ITmedia NEWS > 速報 >
ニュース
2017年07月18日 09時30分 UPDATE

トランプ政権、サイバー軍を陸海空軍と同等の組織に再編へ

NSAから独立させ、自律性を高めるという。

[AP通信]

 トランプ政権は攻守双方におけるサイバー作戦を実行するための軍事命令系統を数カ月遅れで再編し、イスラム国(IS)などの敵とのサイバー戦争における米国の実行力を高めようとしている。米高官が語った。

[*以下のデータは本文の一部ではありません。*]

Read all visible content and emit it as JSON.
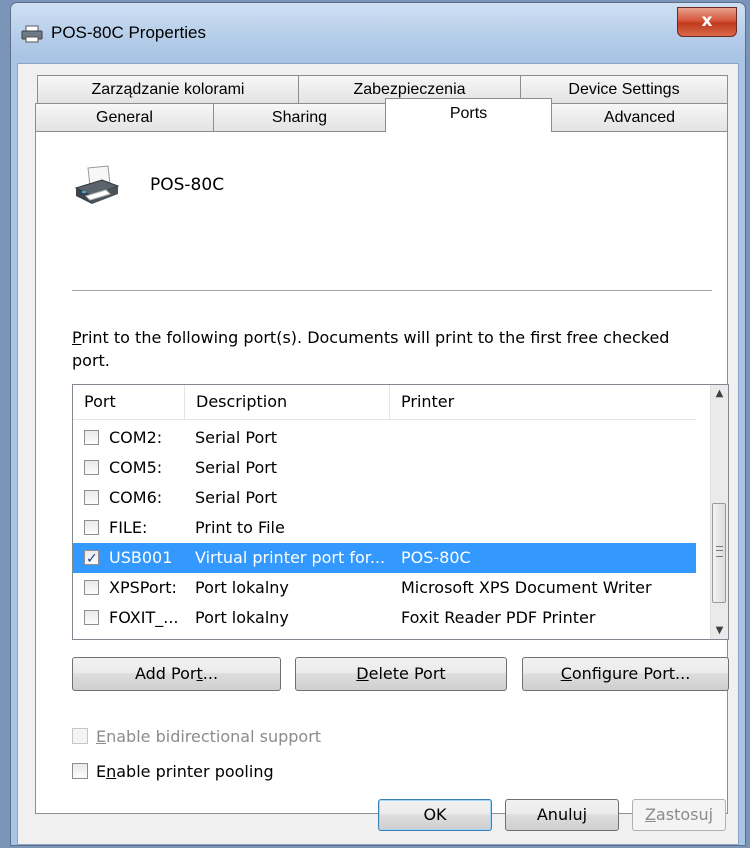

 この再編計画で米サイバー軍は、諜報活動が中心だったNSA(国家安全保障局)から最終的に分離されることになる。

photo サイバー軍は現在NSA内に設置されている(AP Photo/Patrick Semansky)

 詳細はまだ検討中だが、数週間のうちに正式決定と発表が行われるものとみられる。複数の米高官が匿名で語った。

 再編の目的は、米サイバー軍がNSAと協調していることから派生する制限から解放され、より自律的に活動できるようにすることだ。NSAの活動は電話、インターネットなどの諜報データを世界中から収集するというものだが、その活動は敵軍に対する軍事行動と相反することがある。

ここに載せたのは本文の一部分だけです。